Mögliche Interessenkonflikte

Keine erhalten.

Primärquelle

Tsugawa Y et al. (2016): Comparison of Hospital Mortality and Readmission Rates for Medicare Patients Treated by Male vs Female Physicians. JAMA Intern Med. DOI: 10.1001/jamainternmed.2016.7875

Weitere Recherchequellen

Del Canale S et al. (2012): The relationship between physician empathy and disease complications: an empirical study of primary care physicians and their diabetic patients in Parma, Italy. Acad Med., 87 (9), 1243-9. DOI: 10.1097/ACM.0b013e3182628fbf.

Gesundheitsberichtserstattung des Bundes (2016): Ärztliches Personal in Krankenhäusern und Vorsorge- oder Rehabilitationseinrichtungen. Gestaltbare Tabelle.

Jerant A et al. (2013): Gender of physician as the usual source of care and patient health care utilization and mortality. J Am Board Fam Med., 26 (2), 138-148. DOI: 10.3122/jabfm.2013.02.120198.
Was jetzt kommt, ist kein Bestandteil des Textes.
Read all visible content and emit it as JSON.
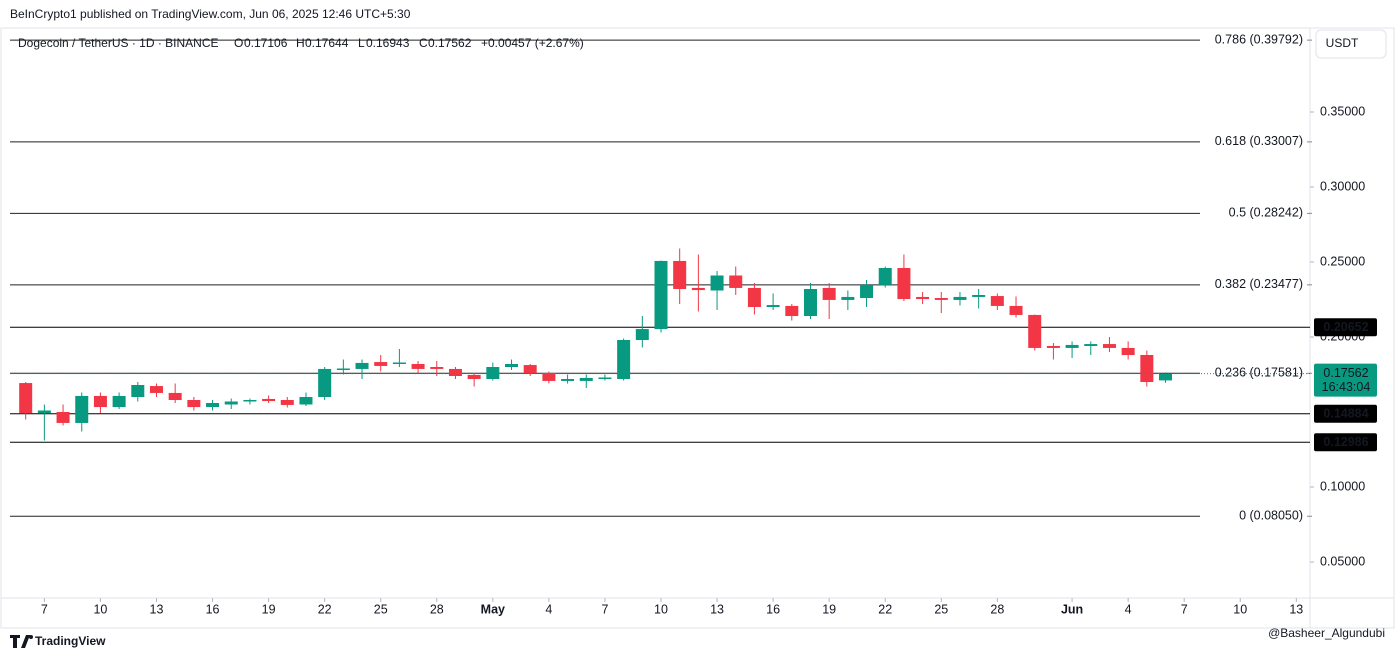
{
  "chart_data": {
    "type": "candlestick",
    "published": "BeInCrypto1 published on TradingView.com, Jun 06, 2025 12:46 UTC+5:30",
    "symbol": "Dogecoin / TetherUS · 1D · BINANCE",
    "ohlc_keys": [
      "O",
      "H",
      "L",
      "C"
    ],
    "change": "+0.00457 (+2.67%)",
    "currency": "USDT",
    "countdown": "16:43:04",
    "brand": "TradingView",
    "watermark": "@Basheer_Algundubi",
    "up_color": "#089981",
    "down_color": "#f23645",
    "x": [
      "2025-04-06",
      "2025-04-07",
      "2025-04-08",
      "2025-04-09",
      "2025-04-10",
      "2025-04-11",
      "2025-04-12",
      "2025-04-13",
      "2025-04-14",
      "2025-04-15",
      "2025-04-16",
      "2025-04-17",
      "2025-04-18",
      "2025-04-19",
      "2025-04-20",
      "2025-04-21",
      "2025-04-22",
      "2025-04-23",
      "2025-04-24",
      "2025-04-25",
      "2025-04-26",
      "2025-04-27",
      "2025-04-28",
      "2025-04-29",
      "2025-04-30",
      "2025-05-01",
      "2025-05-02",
      "2025-05-03",
      "2025-05-04",
      "2025-05-05",
      "2025-05-06",
      "2025-05-07",
      "2025-05-08",
      "2025-05-09",
      "2025-05-10",
      "2025-05-11",
      "2025-05-12",
      "2025-05-13",
      "2025-05-14",
      "2025-05-15",
      "2025-05-16",
      "2025-05-17",
      "2025-05-18",
      "2025-05-19",
      "2025-05-20",
      "2025-05-21",
      "2025-05-22",
      "2025-05-23",
      "2025-05-24",
      "2025-05-25",
      "2025-05-26",
      "2025-05-27",
      "2025-05-28",
      "2025-05-29",
      "2025-05-30",
      "2025-05-31",
      "2025-06-01",
      "2025-06-02",
      "2025-06-03",
      "2025-06-04",
      "2025-06-05",
      "2025-06-06"
    ],
    "open": [
      0.1693,
      0.1493,
      0.15,
      0.1427,
      0.1607,
      0.1533,
      0.16,
      0.1673,
      0.1627,
      0.158,
      0.1533,
      0.155,
      0.157,
      0.1587,
      0.158,
      0.155,
      0.16,
      0.178,
      0.1787,
      0.1833,
      0.182,
      0.182,
      0.18,
      0.1787,
      0.1747,
      0.172,
      0.18,
      0.1813,
      0.176,
      0.1707,
      0.1707,
      0.172,
      0.172,
      0.198,
      0.2053,
      0.2507,
      0.2327,
      0.231,
      0.241,
      0.2327,
      0.22,
      0.2207,
      0.214,
      0.2327,
      0.2247,
      0.226,
      0.2347,
      0.246,
      0.2267,
      0.226,
      0.2247,
      0.2267,
      0.2273,
      0.2207,
      0.2147,
      0.194,
      0.1927,
      0.194,
      0.1953,
      0.1927,
      0.188,
      0.17106
    ],
    "high": [
      0.17,
      0.155,
      0.155,
      0.163,
      0.163,
      0.163,
      0.17,
      0.169,
      0.169,
      0.16,
      0.158,
      0.159,
      0.159,
      0.161,
      0.16,
      0.163,
      0.18,
      0.185,
      0.185,
      0.188,
      0.192,
      0.184,
      0.184,
      0.18,
      0.176,
      0.183,
      0.185,
      0.182,
      0.177,
      0.175,
      0.175,
      0.175,
      0.199,
      0.214,
      0.251,
      0.259,
      0.255,
      0.244,
      0.247,
      0.236,
      0.229,
      0.222,
      0.236,
      0.236,
      0.231,
      0.238,
      0.247,
      0.255,
      0.23,
      0.23,
      0.23,
      0.232,
      0.229,
      0.227,
      0.215,
      0.196,
      0.197,
      0.197,
      0.2,
      0.197,
      0.191,
      0.17644
    ],
    "low": [
      0.145,
      0.131,
      0.141,
      0.137,
      0.149,
      0.152,
      0.157,
      0.16,
      0.156,
      0.151,
      0.151,
      0.152,
      0.155,
      0.156,
      0.153,
      0.154,
      0.158,
      0.175,
      0.172,
      0.177,
      0.18,
      0.176,
      0.174,
      0.172,
      0.167,
      0.171,
      0.178,
      0.174,
      0.169,
      0.169,
      0.166,
      0.171,
      0.171,
      0.193,
      0.203,
      0.222,
      0.217,
      0.218,
      0.228,
      0.215,
      0.218,
      0.211,
      0.212,
      0.212,
      0.218,
      0.22,
      0.233,
      0.224,
      0.222,
      0.216,
      0.221,
      0.219,
      0.218,
      0.213,
      0.191,
      0.185,
      0.186,
      0.188,
      0.19,
      0.185,
      0.167,
      0.16943
    ],
    "close": [
      0.1493,
      0.151,
      0.1427,
      0.1607,
      0.1533,
      0.1607,
      0.168,
      0.1627,
      0.158,
      0.1533,
      0.156,
      0.157,
      0.158,
      0.1573,
      0.1547,
      0.16,
      0.1787,
      0.179,
      0.1827,
      0.1807,
      0.183,
      0.1787,
      0.1787,
      0.174,
      0.172,
      0.18,
      0.182,
      0.176,
      0.1707,
      0.172,
      0.1727,
      0.173,
      0.198,
      0.2053,
      0.2507,
      0.232,
      0.2313,
      0.241,
      0.2327,
      0.22,
      0.2213,
      0.214,
      0.232,
      0.2247,
      0.2267,
      0.2347,
      0.246,
      0.2253,
      0.2253,
      0.2247,
      0.2267,
      0.228,
      0.2207,
      0.2147,
      0.1927,
      0.1927,
      0.1947,
      0.1953,
      0.1927,
      0.188,
      0.17,
      0.17562
    ],
    "xlim": [
      "2025-04-05",
      "2025-06-14"
    ],
    "xticks": [
      {
        "value": "2025-04-07",
        "label": "7"
      },
      {
        "value": "2025-04-10",
        "label": "10"
      },
      {
        "value": "2025-04-13",
        "label": "13"
      },
      {
        "value": "2025-04-16",
        "label": "16"
      },
      {
        "value": "2025-04-19",
        "label": "19"
      },
      {
        "value": "2025-04-22",
        "label": "22"
      },
      {
        "value": "2025-04-25",
        "label": "25"
      },
      {
        "value": "2025-04-28",
        "label": "28"
      },
      {
        "value": "2025-05-01",
        "label": "May"
      },
      {
        "value": "2025-05-04",
        "label": "4"
      },
      {
        "value": "2025-05-07",
        "label": "7"
      },
      {
        "value": "2025-05-10",
        "label": "10"
      },
      {
        "value": "2025-05-13",
        "label": "13"
      },
      {
        "value": "2025-05-16",
        "label": "16"
      },
      {
        "value": "2025-05-19",
        "label": "19"
      },
      {
        "value": "2025-05-22",
        "label": "22"
      },
      {
        "value": "2025-05-25",
        "label": "25"
      },
      {
        "value": "2025-05-28",
        "label": "28"
      },
      {
        "value": "2025-06-01",
        "label": "Jun"
      },
      {
        "value": "2025-06-04",
        "label": "4"
      },
      {
        "value": "2025-06-07",
        "label": "7"
      },
      {
        "value": "2025-06-10",
        "label": "10"
      },
      {
        "value": "2025-06-13",
        "label": "13"
      }
    ],
    "ylim": [
      0.026,
      0.406
    ],
    "yticks": [
      {
        "value": 0.05,
        "label": "0.05000"
      },
      {
        "value": 0.1,
        "label": "0.10000"
      },
      {
        "value": 0.2,
        "label": "0.20000"
      },
      {
        "value": 0.25,
        "label": "0.25000"
      },
      {
        "value": 0.3,
        "label": "0.30000"
      },
      {
        "value": 0.35,
        "label": "0.35000"
      }
    ],
    "fib_levels": [
      {
        "value": 0.39792,
        "label": "0.786 (0.39792)"
      },
      {
        "value": 0.33007,
        "label": "0.618 (0.33007)"
      },
      {
        "value": 0.28242,
        "label": "0.5 (0.28242)"
      },
      {
        "value": 0.23477,
        "label": "0.382 (0.23477)"
      },
      {
        "value": 0.17581,
        "label": "0.236 (0.17581)"
      },
      {
        "value": 0.0805,
        "label": "0 (0.08050)"
      }
    ],
    "levels": [
      0.20652,
      0.14884,
      0.12986
    ]
  }
}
Statistisches Bundesamt (2016): Diagnosedaten der Patienten und Patientinnen in Krankenhäusern (einschl. Sterbe- und Stundenfälle) - Fachserie 12 Reihe 6.2.1 - 2015 (PDF).

Hintergrundinformationen

In Deutschland waren 2015 nach Auskünften von „Gesundheitsberichterstattung des Bundes“ an insgesamt 1 956 Krankenhäusern 174 391 hauptamtliche Ärzte und Ärztinnen angestellt, davon 93 779 Männer und 80 612 Frauen. Auf die Innere Medizin entfallen insgesamt 20 841 Ärzte und Ärztinnen (13 364 Männer und 7 477 Frauen).